7/10



Another aural feast (literally) from Jesca Hoop, queen of layered, darkly soaring folk anthems. As usual there's a fluctuation of loud and soft, soaring vocals, and dark and disturbing lyrics coupled with bassy chords that twang at the gut strings.



As with much of Jesca's work the overarching atmosphere subsumes any particular placement of the music within. The driven bass-line and quietly undulating guitar provide a base of creeping vines for her ecstatic flower-like vocals, allowing 'Feast of the Heart' to build swiftly to a passionate crescendo of emotion. But then, brutally, the moment drops away again. Lacking some of the gentler, subtler aspects of much of the rest of the album, it stands out. Partly as more pulsing, grinding and varied in its style, but also as more erratic.

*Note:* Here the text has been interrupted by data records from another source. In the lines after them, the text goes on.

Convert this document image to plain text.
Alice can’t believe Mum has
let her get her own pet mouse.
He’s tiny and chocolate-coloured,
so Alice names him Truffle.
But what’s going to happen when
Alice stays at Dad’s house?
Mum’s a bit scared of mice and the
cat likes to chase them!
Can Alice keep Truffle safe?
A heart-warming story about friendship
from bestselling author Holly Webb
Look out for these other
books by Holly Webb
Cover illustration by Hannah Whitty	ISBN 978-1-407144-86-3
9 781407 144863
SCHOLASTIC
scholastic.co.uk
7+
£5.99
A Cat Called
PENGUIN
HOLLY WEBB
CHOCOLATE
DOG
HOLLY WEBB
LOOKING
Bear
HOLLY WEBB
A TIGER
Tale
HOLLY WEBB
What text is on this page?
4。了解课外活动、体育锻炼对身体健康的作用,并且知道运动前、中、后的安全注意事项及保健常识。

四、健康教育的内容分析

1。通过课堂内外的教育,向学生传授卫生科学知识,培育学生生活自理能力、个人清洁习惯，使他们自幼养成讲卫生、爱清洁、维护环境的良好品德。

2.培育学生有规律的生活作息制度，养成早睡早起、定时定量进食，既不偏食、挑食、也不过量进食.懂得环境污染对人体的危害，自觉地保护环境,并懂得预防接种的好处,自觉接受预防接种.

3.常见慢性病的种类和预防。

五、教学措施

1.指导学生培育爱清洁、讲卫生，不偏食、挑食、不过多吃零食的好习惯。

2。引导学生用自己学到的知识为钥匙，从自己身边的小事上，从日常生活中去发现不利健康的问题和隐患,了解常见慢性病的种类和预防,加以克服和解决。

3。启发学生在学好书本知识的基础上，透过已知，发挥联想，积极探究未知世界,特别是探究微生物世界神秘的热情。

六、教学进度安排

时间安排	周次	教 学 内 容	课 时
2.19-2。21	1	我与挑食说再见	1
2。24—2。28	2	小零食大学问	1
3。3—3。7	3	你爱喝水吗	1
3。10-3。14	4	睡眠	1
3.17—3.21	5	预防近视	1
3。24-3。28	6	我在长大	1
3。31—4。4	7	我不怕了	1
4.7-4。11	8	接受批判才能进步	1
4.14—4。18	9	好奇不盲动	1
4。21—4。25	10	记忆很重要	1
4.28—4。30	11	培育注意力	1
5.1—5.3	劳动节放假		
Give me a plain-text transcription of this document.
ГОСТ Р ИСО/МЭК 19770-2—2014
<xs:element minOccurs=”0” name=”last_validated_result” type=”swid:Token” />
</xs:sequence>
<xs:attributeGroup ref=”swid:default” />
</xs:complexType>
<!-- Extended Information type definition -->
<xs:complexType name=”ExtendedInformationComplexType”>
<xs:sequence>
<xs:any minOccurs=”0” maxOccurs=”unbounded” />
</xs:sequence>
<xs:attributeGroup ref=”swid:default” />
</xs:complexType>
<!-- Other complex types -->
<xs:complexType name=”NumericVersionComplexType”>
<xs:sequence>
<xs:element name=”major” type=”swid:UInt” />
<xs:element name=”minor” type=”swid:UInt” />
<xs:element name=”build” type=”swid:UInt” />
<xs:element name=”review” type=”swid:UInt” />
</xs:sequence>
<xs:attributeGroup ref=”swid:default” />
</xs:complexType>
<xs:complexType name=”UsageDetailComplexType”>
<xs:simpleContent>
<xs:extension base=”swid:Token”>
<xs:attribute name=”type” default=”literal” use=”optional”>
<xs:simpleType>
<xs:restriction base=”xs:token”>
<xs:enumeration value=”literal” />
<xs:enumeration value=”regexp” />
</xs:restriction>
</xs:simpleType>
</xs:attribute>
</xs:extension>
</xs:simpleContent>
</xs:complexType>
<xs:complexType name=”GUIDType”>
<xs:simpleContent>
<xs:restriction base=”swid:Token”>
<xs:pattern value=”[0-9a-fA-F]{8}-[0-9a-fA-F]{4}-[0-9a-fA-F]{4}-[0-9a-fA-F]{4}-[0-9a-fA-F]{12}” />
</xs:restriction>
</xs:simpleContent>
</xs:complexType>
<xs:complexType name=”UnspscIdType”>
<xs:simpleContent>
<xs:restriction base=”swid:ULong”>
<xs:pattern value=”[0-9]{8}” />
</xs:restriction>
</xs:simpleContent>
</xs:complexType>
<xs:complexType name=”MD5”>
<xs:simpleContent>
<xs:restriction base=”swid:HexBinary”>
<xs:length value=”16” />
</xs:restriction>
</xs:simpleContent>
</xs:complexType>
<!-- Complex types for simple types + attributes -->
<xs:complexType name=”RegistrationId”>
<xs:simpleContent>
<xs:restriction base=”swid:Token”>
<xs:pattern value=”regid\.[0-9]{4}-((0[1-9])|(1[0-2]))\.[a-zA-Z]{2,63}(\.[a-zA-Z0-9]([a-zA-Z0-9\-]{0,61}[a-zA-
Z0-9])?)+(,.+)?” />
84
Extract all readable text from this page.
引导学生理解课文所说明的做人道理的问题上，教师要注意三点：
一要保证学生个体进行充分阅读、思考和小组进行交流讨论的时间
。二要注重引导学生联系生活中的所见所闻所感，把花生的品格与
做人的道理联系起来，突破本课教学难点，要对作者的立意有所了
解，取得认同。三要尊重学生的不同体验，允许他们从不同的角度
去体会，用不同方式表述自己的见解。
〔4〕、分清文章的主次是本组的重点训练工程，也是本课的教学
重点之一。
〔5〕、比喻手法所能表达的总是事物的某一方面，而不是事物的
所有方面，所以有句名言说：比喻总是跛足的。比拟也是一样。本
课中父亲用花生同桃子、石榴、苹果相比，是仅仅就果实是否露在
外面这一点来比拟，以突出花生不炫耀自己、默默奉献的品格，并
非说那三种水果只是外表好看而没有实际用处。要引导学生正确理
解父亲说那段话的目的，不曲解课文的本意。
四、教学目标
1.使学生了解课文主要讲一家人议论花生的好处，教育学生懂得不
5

The hook and chorus are beautiful and have you wishing fervently to be able to write soul-blasting words like that, but the constant shifting between whispered lyrics and high-pitched vocals seems discordant as opposed to providing balance and juxtaposition, in some ways interrupting the gorgeous musical arrangements in the background. I find the abrupt ending of the track jarring and it emphasises the brevity of the song, leaving a feeling of wanting more than has been given.



Presumably intentionally so, and thus a telling comment on the literal flow of her emotions, between incandescent joy and dark suppurating pain and loneliness. But as singles go the album is so simply powerful that almost any track could have been released, and so 'Feast of the Heart' seems to have been chosen mainly because it gets a bit louder than the majority of other tracks and thus would stick in people's heads a little bit more.